Sunday, September 17, 2017

Thoughts on GGG-Canelo

Excellent fight on Saturday night between two of the top pound-for-pound fighters in the sport, WBC, WBA and IBF Middleweight Champion Gennady "GGG" Golovkin and former WBC Middleweight Champ Saul "Canelo" Alvarez.  The general consensus seems to be that GGG should have gotten the decision.  However, the back and forth nature of many of the rounds made it difficult to score and the draw verdict was not a completely unjust one.  I scored the fight 115-113 (7-5 in rounds) for GGG.  One of the official judges Adalaide Byrd scored it 118-110 for Canelo.  Her card seems to be an outlier as most folks in press row seemed to have it 115-113 or 116-112 for GGG, with a few scoring it 115-113 for Canelo.

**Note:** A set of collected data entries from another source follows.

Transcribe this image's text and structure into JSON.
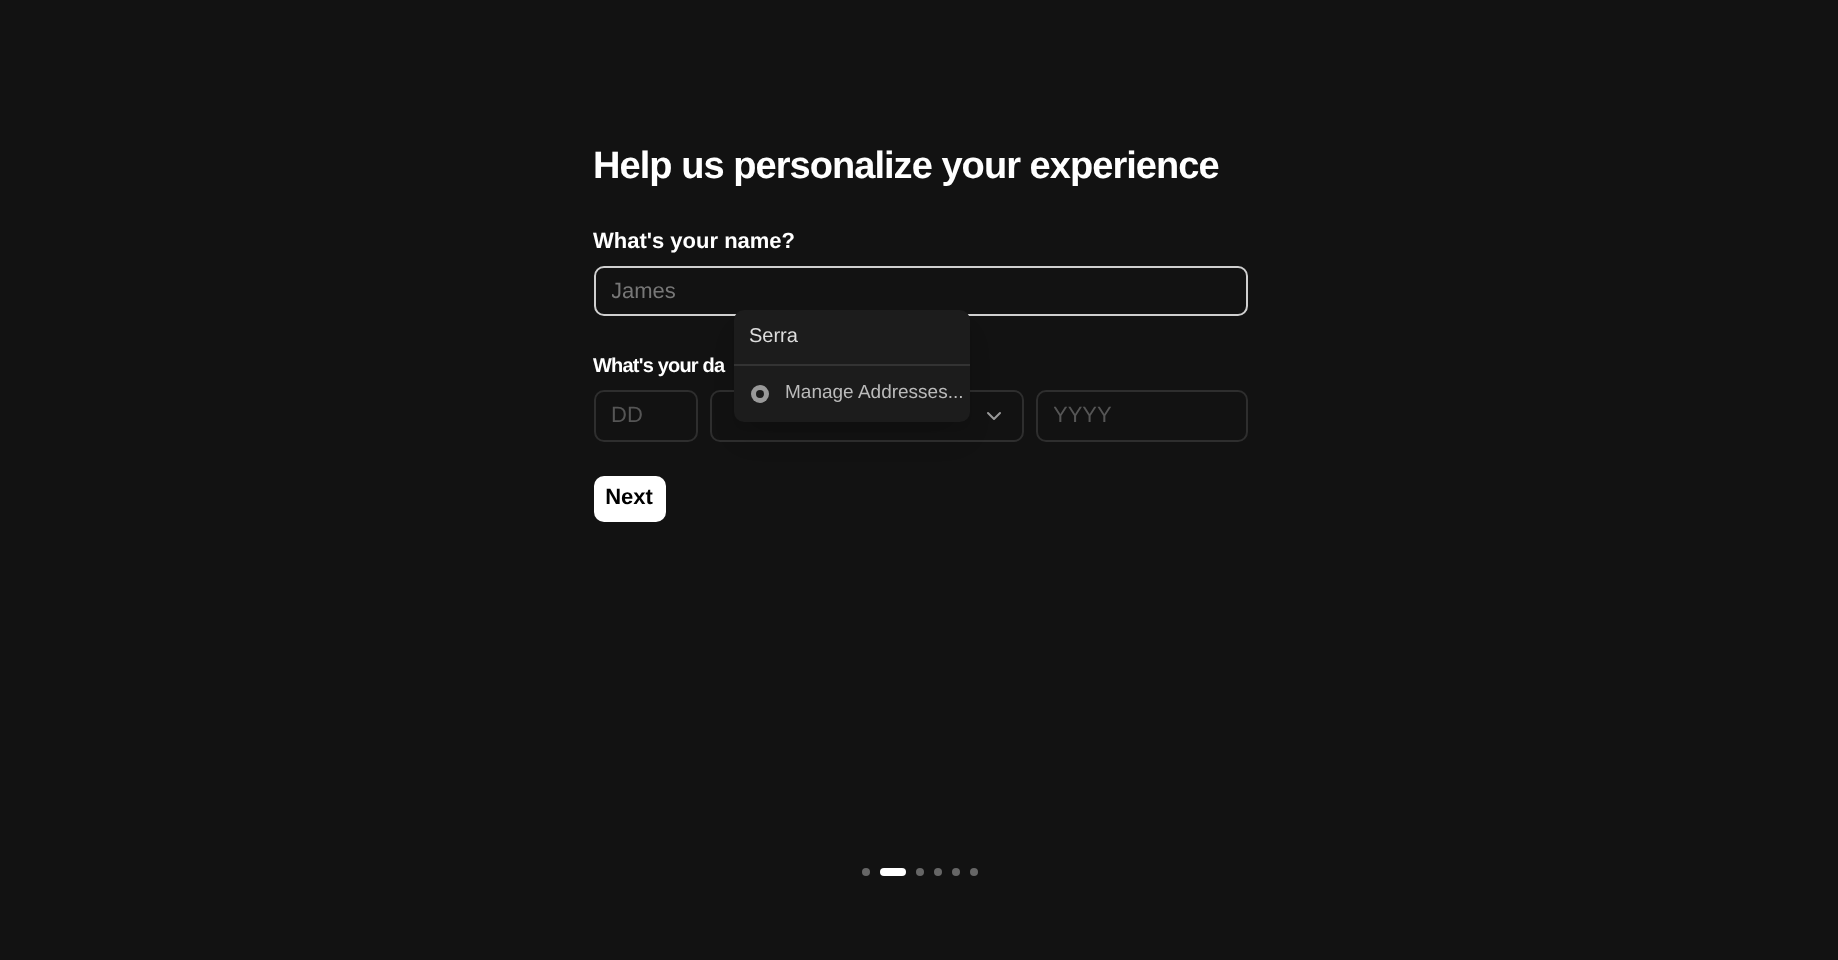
{
  "title": "Help us personalize your experience",
  "name_field": {
    "label": "What's your name?",
    "placeholder": "James"
  },
  "date_field": {
    "label": "What's your da",
    "day_placeholder": "DD",
    "year_placeholder": "YYYY"
  },
  "autofill": {
    "suggestion": "Serra",
    "manage": "Manage Addresses..."
  },
  "next_button": "Next",
  "steps": [
    {
      "selected": false
    },
    {
      "selected": true
    },
    {
      "selected": false
    },
    {
      "selected": false
    },
    {
      "selected": false
    },
    {
      "selected": false
    }
  ]
}
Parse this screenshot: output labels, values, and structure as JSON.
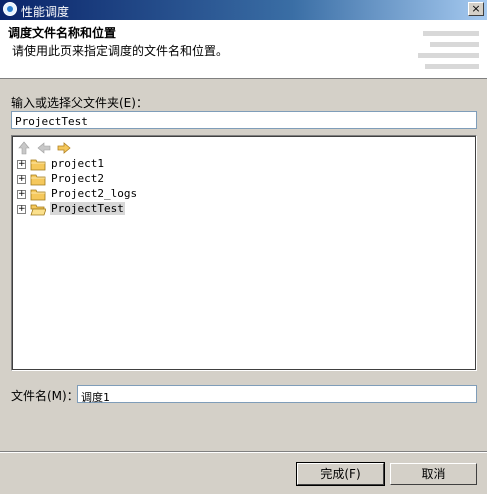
{
  "window": {
    "title": "性能调度",
    "close_glyph": "×"
  },
  "header": {
    "title": "调度文件名称和位置",
    "description": "请使用此页来指定调度的文件名和位置。"
  },
  "parent_folder": {
    "label": "输入或选择父文件夹(E)：",
    "value": "ProjectTest"
  },
  "toolbar": {
    "icons": [
      "up-arrow-icon",
      "back-arrow-icon",
      "forward-arrow-icon"
    ]
  },
  "tree": {
    "items": [
      {
        "label": "project1",
        "selected": false
      },
      {
        "label": "Project2",
        "selected": false
      },
      {
        "label": "Project2_logs",
        "selected": false
      },
      {
        "label": "ProjectTest",
        "selected": true
      }
    ],
    "expander_glyph": "+"
  },
  "file_name": {
    "label": "文件名(M)：",
    "value": "调度1"
  },
  "buttons": {
    "finish": "完成(F)",
    "cancel": "取消"
  },
  "colors": {
    "title_start": "#0a246a",
    "title_end": "#a6caf0",
    "dialog_bg": "#d4d0c8",
    "folder": "#f5c85c"
  }
}
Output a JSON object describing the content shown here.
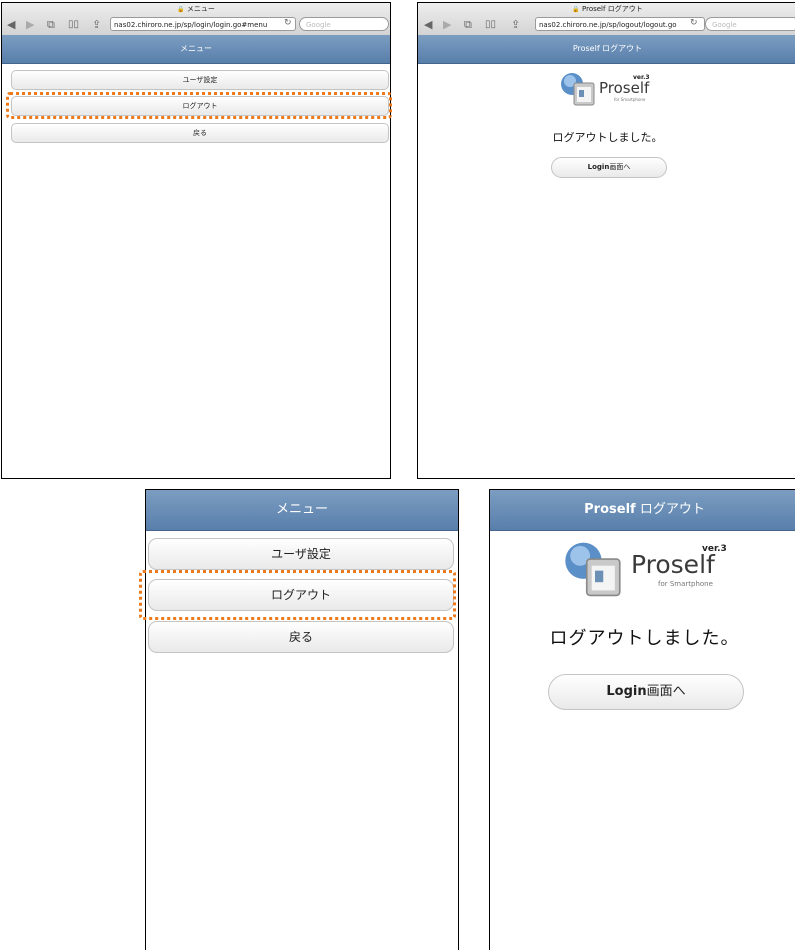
{
  "menu_screen": {
    "page_title": "メニュー",
    "url": "nas02.chiroro.ne.jp/sp/login/login.go#menu",
    "search_placeholder": "Google",
    "header_title": "メニュー",
    "buttons": {
      "user_settings": "ユーザ設定",
      "logout": "ログアウト",
      "back": "戻る"
    }
  },
  "logout_screen": {
    "page_title": "Proself ログアウト",
    "url": "nas02.chiroro.ne.jp/sp/logout/logout.go",
    "search_placeholder": "Google",
    "header_title": "Proself ログアウト",
    "header_brand": "Proself",
    "header_rest": " ログアウト",
    "logo": {
      "brand": "Proself",
      "version": "ver.3",
      "tagline": "for Smartphone"
    },
    "message": "ログアウトしました。",
    "login_button": {
      "strong": "Login",
      "rest": "画面へ"
    }
  },
  "icons": {
    "lock": "🔒",
    "back": "◀",
    "forward": "▶",
    "tabs": "⧉",
    "bookmarks": "📖",
    "share": "⇪",
    "reload": "↻"
  },
  "colors": {
    "header_blue": "#6a8fb8",
    "highlight_orange": "#ec7a1c"
  }
}
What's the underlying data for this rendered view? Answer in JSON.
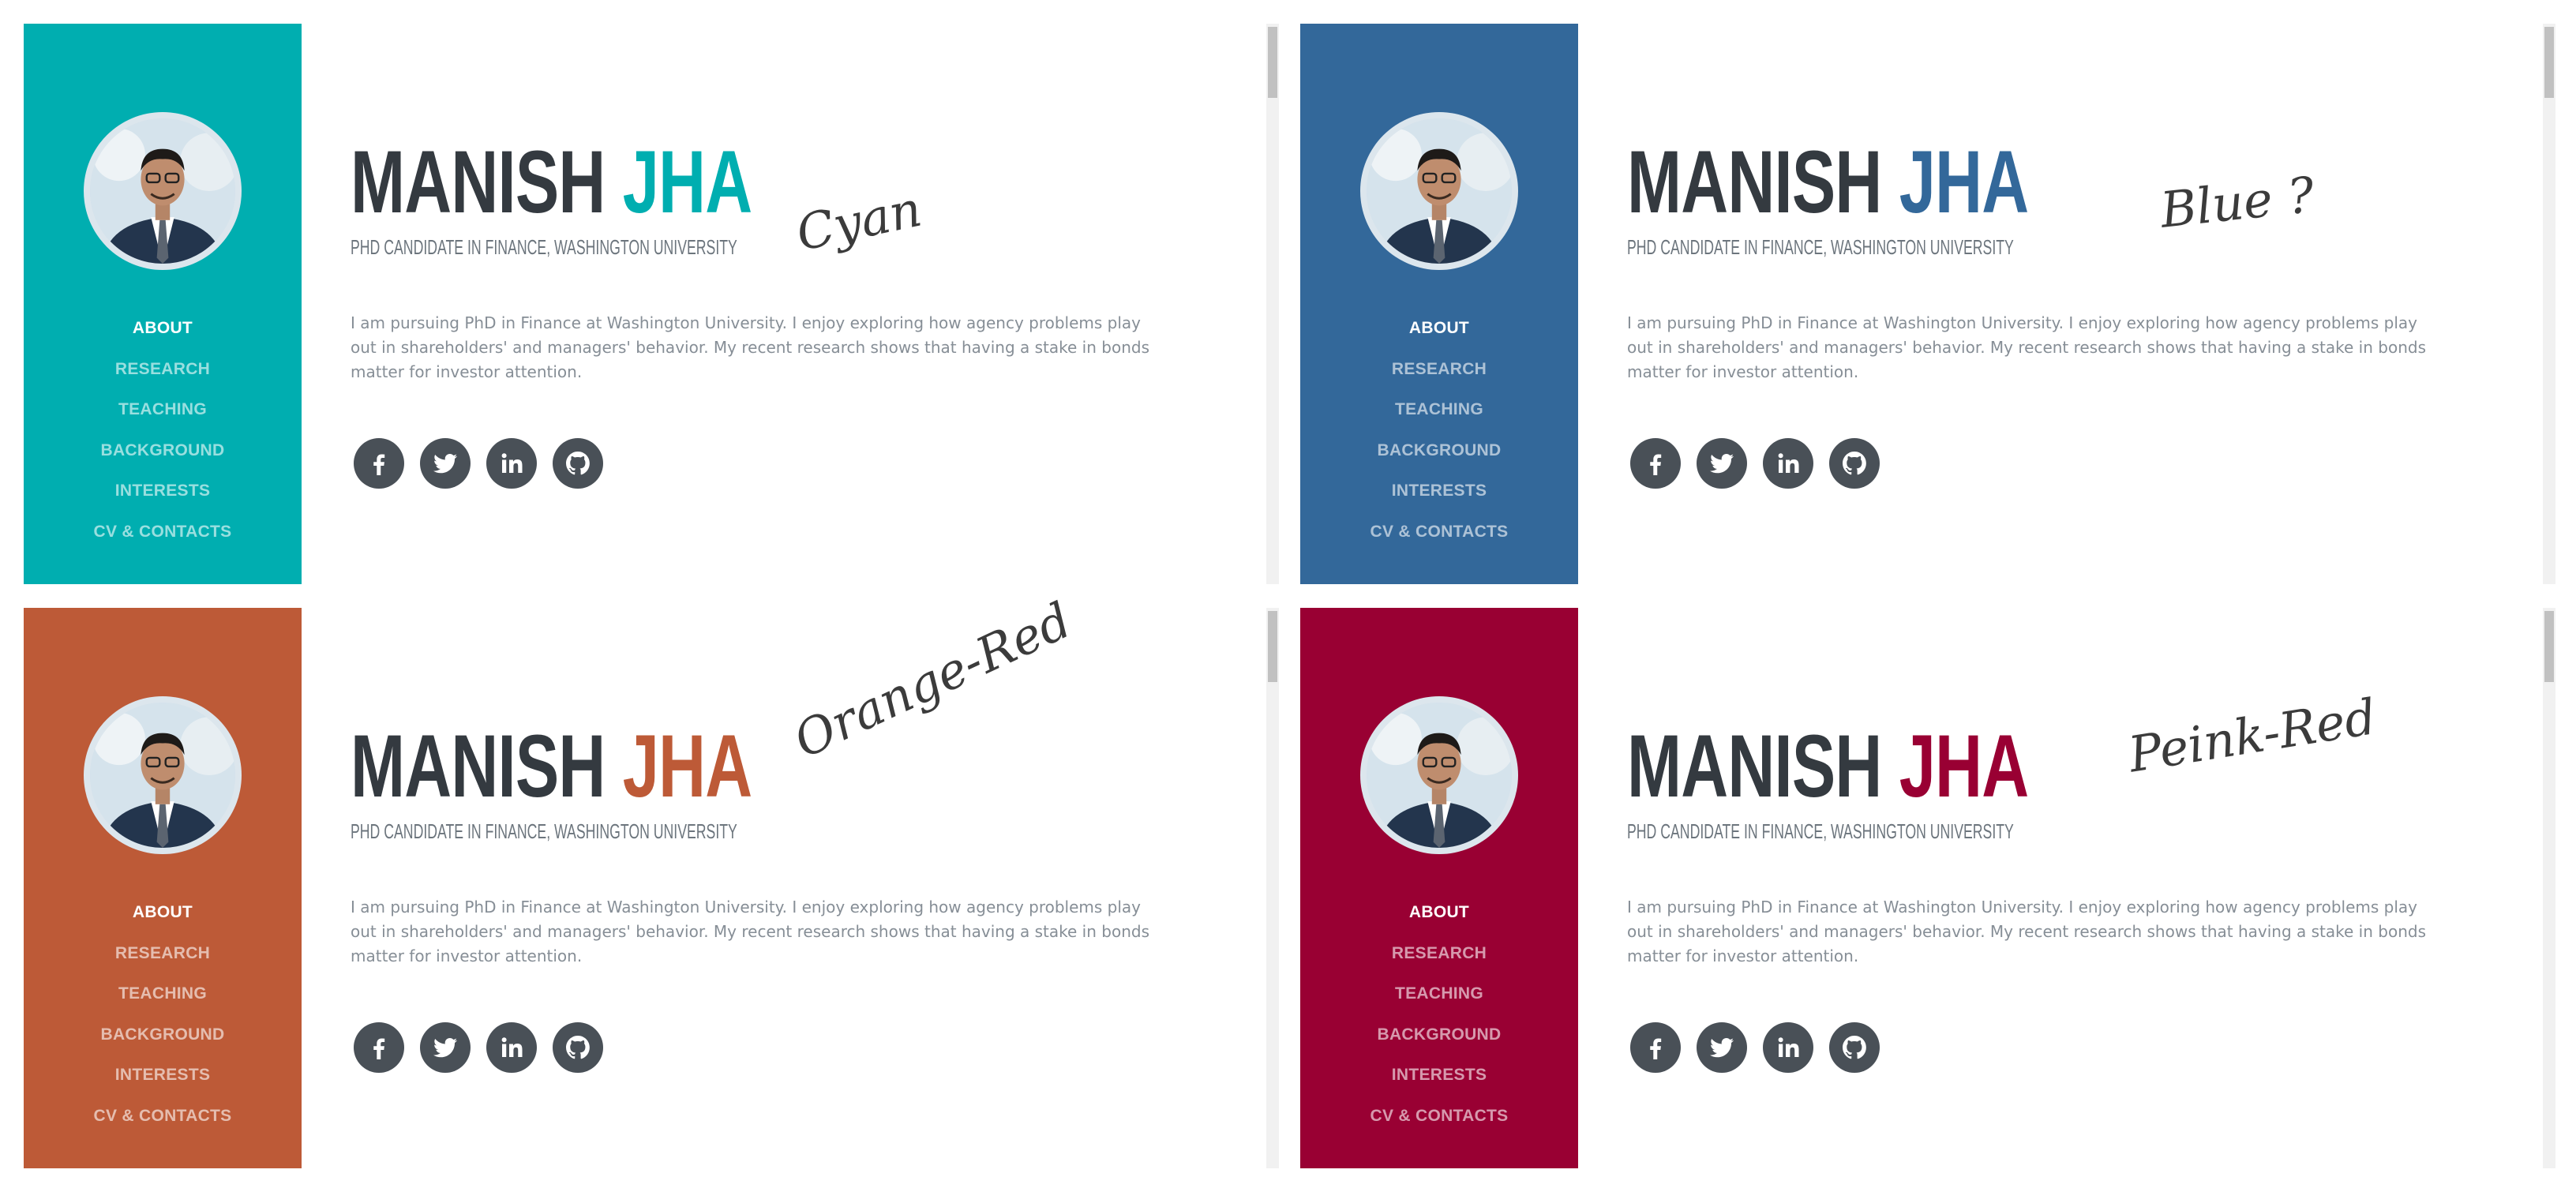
{
  "theme_colors": [
    "#00AEB0",
    "#33689A",
    "#BD5A37",
    "#990033"
  ],
  "panels": [
    {
      "annotation": "Cyan",
      "name_first": "MANISH",
      "name_last": "JHA",
      "subheading": "PHD CANDIDATE IN FINANCE, WASHINGTON UNIVERSITY",
      "lead": "I am pursuing PhD in Finance at Washington University. I enjoy exploring how agency problems play out in shareholders' and managers' behavior. My recent research shows that having a stake in bonds matter for investor attention.",
      "nav": [
        "ABOUT",
        "RESEARCH",
        "TEACHING",
        "BACKGROUND",
        "INTERESTS",
        "CV & CONTACTS"
      ],
      "social_icons": [
        "facebook-icon",
        "twitter-icon",
        "linkedin-icon",
        "github-icon"
      ]
    },
    {
      "annotation": "Blue ?",
      "name_first": "MANISH",
      "name_last": "JHA",
      "subheading": "PHD CANDIDATE IN FINANCE, WASHINGTON UNIVERSITY",
      "lead": "I am pursuing PhD in Finance at Washington University. I enjoy exploring how agency problems play out in shareholders' and managers' behavior. My recent research shows that having a stake in bonds matter for investor attention.",
      "nav": [
        "ABOUT",
        "RESEARCH",
        "TEACHING",
        "BACKGROUND",
        "INTERESTS",
        "CV & CONTACTS"
      ],
      "social_icons": [
        "facebook-icon",
        "twitter-icon",
        "linkedin-icon",
        "github-icon"
      ]
    },
    {
      "annotation": "Orange-Red",
      "name_first": "MANISH",
      "name_last": "JHA",
      "subheading": "PHD CANDIDATE IN FINANCE, WASHINGTON UNIVERSITY",
      "lead": "I am pursuing PhD in Finance at Washington University. I enjoy exploring how agency problems play out in shareholders' and managers' behavior. My recent research shows that having a stake in bonds matter for investor attention.",
      "nav": [
        "ABOUT",
        "RESEARCH",
        "TEACHING",
        "BACKGROUND",
        "INTERESTS",
        "CV & CONTACTS"
      ],
      "social_icons": [
        "facebook-icon",
        "twitter-icon",
        "linkedin-icon",
        "github-icon"
      ]
    },
    {
      "annotation": "Peink-Red",
      "name_first": "MANISH",
      "name_last": "JHA",
      "subheading": "PHD CANDIDATE IN FINANCE, WASHINGTON UNIVERSITY",
      "lead": "I am pursuing PhD in Finance at Washington University. I enjoy exploring how agency problems play out in shareholders' and managers' behavior. My recent research shows that having a stake in bonds matter for investor attention.",
      "nav": [
        "ABOUT",
        "RESEARCH",
        "TEACHING",
        "BACKGROUND",
        "INTERESTS",
        "CV & CONTACTS"
      ],
      "social_icons": [
        "facebook-icon",
        "twitter-icon",
        "linkedin-icon",
        "github-icon"
      ]
    }
  ]
}
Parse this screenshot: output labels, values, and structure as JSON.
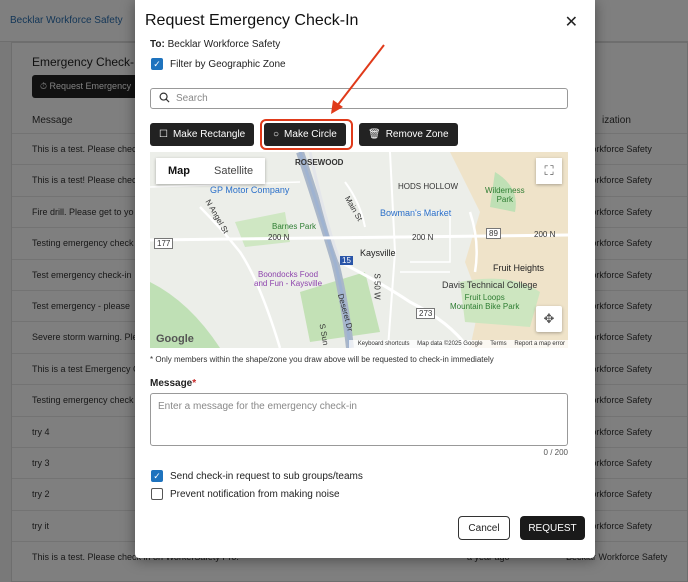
{
  "background": {
    "breadcrumb": "Becklar Workforce Safety",
    "title": "Emergency Check-In",
    "request_button": "Request Emergency",
    "columns": {
      "message": "Message",
      "organization": "ization"
    },
    "rows": [
      {
        "message": "This is a test. Please chec",
        "time": "",
        "org": "klar Workforce Safety"
      },
      {
        "message": "This is a test! Please chec",
        "time": "",
        "org": "klar Workforce Safety"
      },
      {
        "message": "Fire drill. Please get to yo",
        "time": "",
        "org": "klar Workforce Safety"
      },
      {
        "message": "Testing emergency check",
        "time": "",
        "org": "klar Workforce Safety"
      },
      {
        "message": "Test emergency check-in",
        "time": "",
        "org": "klar Workforce Safety"
      },
      {
        "message": "Test emergency - please",
        "time": "",
        "org": "klar Workforce Safety"
      },
      {
        "message": "Severe storm warning. Ple",
        "time": "",
        "org": "klar Workforce Safety"
      },
      {
        "message": "This is a test Emergency C",
        "time": "",
        "org": "klar Workforce Safety"
      },
      {
        "message": "Testing emergency check",
        "time": "",
        "org": "klar Workforce Safety"
      },
      {
        "message": "try 4",
        "time": "",
        "org": "klar Workforce Safety"
      },
      {
        "message": "try 3",
        "time": "",
        "org": "klar Workforce Safety"
      },
      {
        "message": "try 2",
        "time": "",
        "org": "klar Workforce Safety"
      },
      {
        "message": "try it",
        "time": "",
        "org": "klar Workforce Safety"
      },
      {
        "message": "This is a test. Please check in on WorkerSafety Pro.",
        "time": "a year ago",
        "org": "Becklar Workforce Safety"
      }
    ]
  },
  "modal": {
    "title": "Request Emergency Check-In",
    "to_label": "To:",
    "to_value": "Becklar Workforce Safety",
    "filter_label": "Filter by Geographic Zone",
    "search_placeholder": "Search",
    "make_rectangle": "Make Rectangle",
    "make_circle": "Make Circle",
    "remove_zone": "Remove Zone",
    "map": {
      "tab_map": "Map",
      "tab_satellite": "Satellite",
      "labels": {
        "rosewood": "ROSEWOOD",
        "gp_motor": "GP Motor Company",
        "hods_hollow": "HODS HOLLOW",
        "wilderness_park": "Wilderness\nPark",
        "bowmans": "Bowman's Market",
        "main_st": "Main St",
        "angel_st": "N Angel St",
        "barnes_park": "Barnes Park",
        "n200_a": "200 N",
        "n200_b": "200 N",
        "n200_c": "200 N",
        "kaysville": "Kaysville",
        "fruit_heights": "Fruit Heights",
        "boondocks": "Boondocks Food\nand Fun - Kaysville",
        "davis_tech": "Davis Technical College",
        "fruit_loops": "Fruit Loops\nMountain Bike Park",
        "s50w": "S 50 W",
        "deseret": "Deseret Dr",
        "r177": "177",
        "r15": "15",
        "r89": "89",
        "r273": "273",
        "sunset": "S Sun"
      },
      "google": "Google",
      "attribution": {
        "shortcuts": "Keyboard shortcuts",
        "data": "Map data ©2025 Google",
        "terms": "Terms",
        "report": "Report a map error"
      }
    },
    "note": "* Only members within the shape/zone you draw above will be requested to check-in immediately",
    "message_label": "Message",
    "message_required": "*",
    "message_placeholder": "Enter a message for the emergency check-in",
    "counter": "0 / 200",
    "subgroups_label": "Send check-in request to sub groups/teams",
    "noise_label": "Prevent notification from making noise",
    "cancel": "Cancel",
    "request": "REQUEST"
  },
  "colors": {
    "accent": "#1e73be",
    "highlight": "#e03a1a",
    "dark_button": "#222222"
  }
}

Below is a breakdown of the scoring totals of the official judges scorecards, as well as my own:

A few observations on what went down:
  • As mentioned above, judge Adalaide Byrd had a card that was an outlier from not only her two fellow judges but most of the viewing public and even the fighter she scored it for (in the post-fight interview, Canelo stated that he won 7 or 8 rounds - Byrd gave him 10).  She definitely has some history as an outlier who scores fights wider than or contrary to her fellow judges. As recently as June of this year, she scored the Eddie Ramirez - Erick Bone fight 7-3 for Bone, as the other judges had it 7-3 Ramirez prompting the commentators to ask "What was Adalaide Byrd looking at?"  She had Errol Spence up 7-3 vs. Kell Brook in a fight most had close to even in rounds going into the 11th and final round. In December 2016, she had Richard Commey beating Denis Shafikov 8-4 in an IBF eliminator but was overruled by her two fellow judges. Also in 2016, in what was a real head scratcher, she somehow had Maurice Hooker beating Darlys Perez 7-3 in a fight most everyone in press row and at home had Perez winning handily. In other words, this is not the first time she's scored a fight way out of line with the majority. Top Rank, apparently, objected to her as a judge for the Vasyl Lomachenko-Nicholas Walters, though the NSAC still allowed her to judge the fight. I'm pretty sure K2/GGG Promotions wish they had objected as well in hindsight.
  • GGG looked really tight in the early going and, despite the exhortations of Abel Sanchez, completely ignored Canelo's body for nearly the entire fight. According to an ESPN statistical breakdown of the fight, GGG only landed 8 body shots for the entire fight. That is not a misprint. He also connected on only 31% of his total punches, way down from his norm of 40%. His headhunting cost him accuracy and did not slow Canelo and allowed him to get that second wind and come on down the stretch. I'm sure Abel will chide him during film study for the rematch that to slow down Canelo - he needs to pay more attention to landing those lethal body shots. Ask Matthew Macklin what a difference maker GGG's body shots are.
  • Canelo surprised me with how superior his hand speed was to GGG's. He was able to beat GGG to the punch time and again and looked like he could have stood in and traded a little more. Canelo made a huge tactical error in my estimation by constantly going idle and letting GGG get off for sometimes minutes at a time in rounds. Canelo often started rounds by landing crisp clean combinations on GGG but then would practically give the rest of the round away. Obviously, a big part of that was stamina but also poor tactics. This was a very winnable fight for Canelo. He needs to study the tapes of Hagler-Leonard or Ali-Frazier II to learn how to get his shots off and then tie up to get his rest - as opposed to aimlessly dancing and settling on the ropes. By clinching, instead of falling into the ropes, Canelo could have muted GGG's rallies and caught a breather in order to mount his next quick-handed volley. We'll see if he makes this adjustment in the inevitable rematch.